= Joseph Hulbert Nichols =

American lawyer (1805–1862)

Joseph Hulbert Nichols (August 20, 1805 - December 11, 1862) was an American minister and writer.

He was born, August 20, 1805, at Newtown, Connecticut, where he resided until 1815, when his parents removed to New York City.

He fitted for college in the Episcopal Academy at Cheshire, Connecticut. He graduated from Yale College in 1825. After attending a course of medical lectures in New York, he studied law with Seth P. Staples, Esq., and also in the Litchfield Law School. He was admitted to the bar in 1828, at Albany, but soon gave up the profession of law and fitted himself for the ministry by a course of study in the General Episcopal Theological Seminary in New York. He graduated there in 1831, and was immediately ordained by Bishop Benjamin T. Onderdonk. He was then called to Richmond, Virginia to assist Bishop Richard Channing Moore in the Monumental Church; his health failing, he returned to his native town and then from 1832 to 1839 was Rector of Christ Church, Greenwich, Connecticut. He subsequently became assistant Minister of Trinity Church, New Haven, Connecticut, where he remained till 1846. After officiating as a minister in Bristol, Connecticut and Cheshire, he removed in 1851 to Racine, Wisconsin, where he was rector of St Luke's Church, until 1856, and Professor of English Literature in Racine College, till 1862.

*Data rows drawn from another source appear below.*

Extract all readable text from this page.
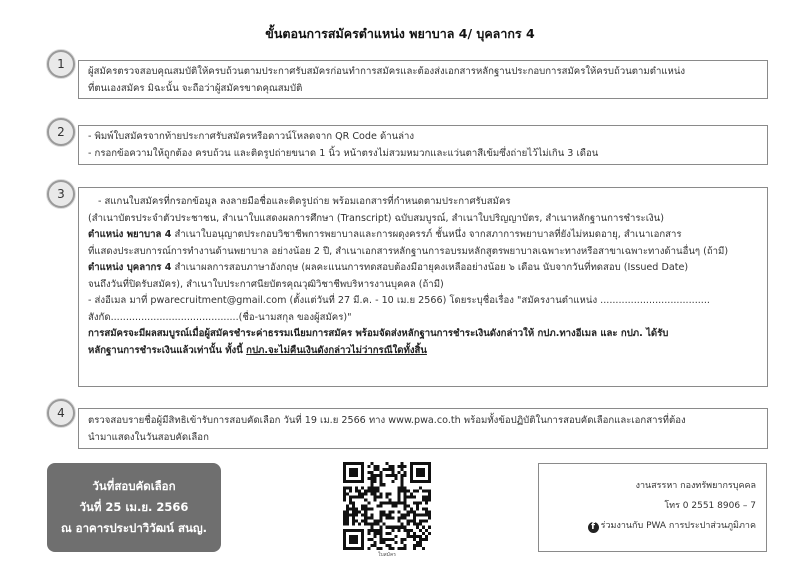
ขั้นตอนการสมัครตำแหน่ง พยาบาล 4/ บุคลากร 4
ผู้สมัครตรวจสอบคุณสมบัติให้ครบถ้วนตามประกาศรับสมัครก่อนทำการสมัครและต้องส่งเอกสารหลักฐานประกอบการสมัครให้ครบถ้วนตามตำแหน่ง
ที่ตนเองสมัคร มิฉะนั้น จะถือว่าผู้สมัครขาดคุณสมบัติ
1
- พิมพ์ใบสมัครจากท้ายประกาศรับสมัครหรือดาวน์โหลดจาก QR Code ด้านล่าง
- กรอกข้อความให้ถูกต้อง ครบถ้วน และติดรูปถ่ายขนาด 1 นิ้ว หน้าตรงไม่สวมหมวกและแว่นตาสีเข้มซึ่งถ่ายไว้ไม่เกิน 3 เดือน
2
- สแกนใบสมัครที่กรอกข้อมูล ลงลายมือชื่อและติดรูปถ่าย พร้อมเอกสารที่กำหนดตามประกาศรับสมัคร
(สำเนาบัตรประจำตัวประชาชน, สำเนาใบแสดงผลการศึกษา (Transcript) ฉบับสมบูรณ์, สำเนาใบปริญญาบัตร, สำเนาหลักฐานการชำระเงิน)
ตำแหน่ง พยาบาล 4 สำเนาใบอนุญาตประกอบวิชาชีพการพยาบาลและการผดุงครรภ์ ชั้นหนึ่ง จากสภาการพยาบาลที่ยังไม่หมดอายุ, สำเนาเอกสาร
ที่แสดงประสบการณ์การทำงานด้านพยาบาล อย่างน้อย 2 ปี, สำเนาเอกสารหลักฐานการอบรมหลักสูตรพยาบาลเฉพาะทางหรือสาขาเฉพาะทางด้านอื่นๆ (ถ้ามี)
ตำแหน่ง บุคลากร 4 สำเนาผลการสอบภาษาอังกฤษ (ผลคะแนนการทดสอบต้องมีอายุคงเหลืออย่างน้อย ๖ เดือน นับจากวันที่ทดสอบ (Issued Date)
จนถึงวันที่ปิดรับสมัคร), สำเนาใบประกาศนียบัตรคุณวุฒิวิชาชีพบริหารงานบุคคล (ถ้ามี)
- ส่งอีเมล มาที่ pwarecruitment@gmail.com (ตั้งแต่วันที่ 27 มี.ค. - 10 เม.ย 2566) โดยระบุชื่อเรื่อง "สมัครงานตำแหน่ง ....................................
สังกัด..........................................(ชื่อ-นามสกุล ของผู้สมัคร)"
การสมัครจะมีผลสมบูรณ์เมื่อผู้สมัครชำระค่าธรรมเนียมการสมัคร พร้อมจัดส่งหลักฐานการชำระเงินดังกล่าวให้ กปภ.ทางอีเมล และ กปภ. ได้รับ
หลักฐานการชำระเงินแล้วเท่านั้น ทั้งนี้ กปภ.จะไม่คืนเงินดังกล่าวไม่ว่ากรณีใดทั้งสิ้น
3
ตรวจสอบรายชื่อผู้มีสิทธิเข้ารับการสอบคัดเลือก วันที่ 19 เม.ย 2566 ทาง www.pwa.co.th พร้อมทั้งข้อปฏิบัติในการสอบคัดเลือกและเอกสารที่ต้อง
นำมาแสดงในวันสอบคัดเลือก
4
วันที่สอบคัดเลือก
วันที่ 25 เม.ย. 2566
ณ อาคารประปาวิวัฒน์ สนญ.
ใบสมัคร
งานสรรหา กองทรัพยากรบุคคล
โทร 0 2551 8906 – 7
f ร่วมงานกับ PWA การประปาส่วนภูมิภาค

In 1862, he became chaplain of the 19th Wisconsin Volunteer Infantry Regiment, and went with his Regiment to Norfolk, Virginia. While there, he was prostrated by a fever, which brought on delirium, terminated by his death, Dec. 11, 1862, in the Government Hospital for the Insane. He was buried in Washington. He was well known as a writer in verse and prose. His poem on the Future was delivered as an Inaugural at Racine.

He married, Sept 17, 1844, Louisa, daughter of Rev, Edward Rutledge, of New Haven.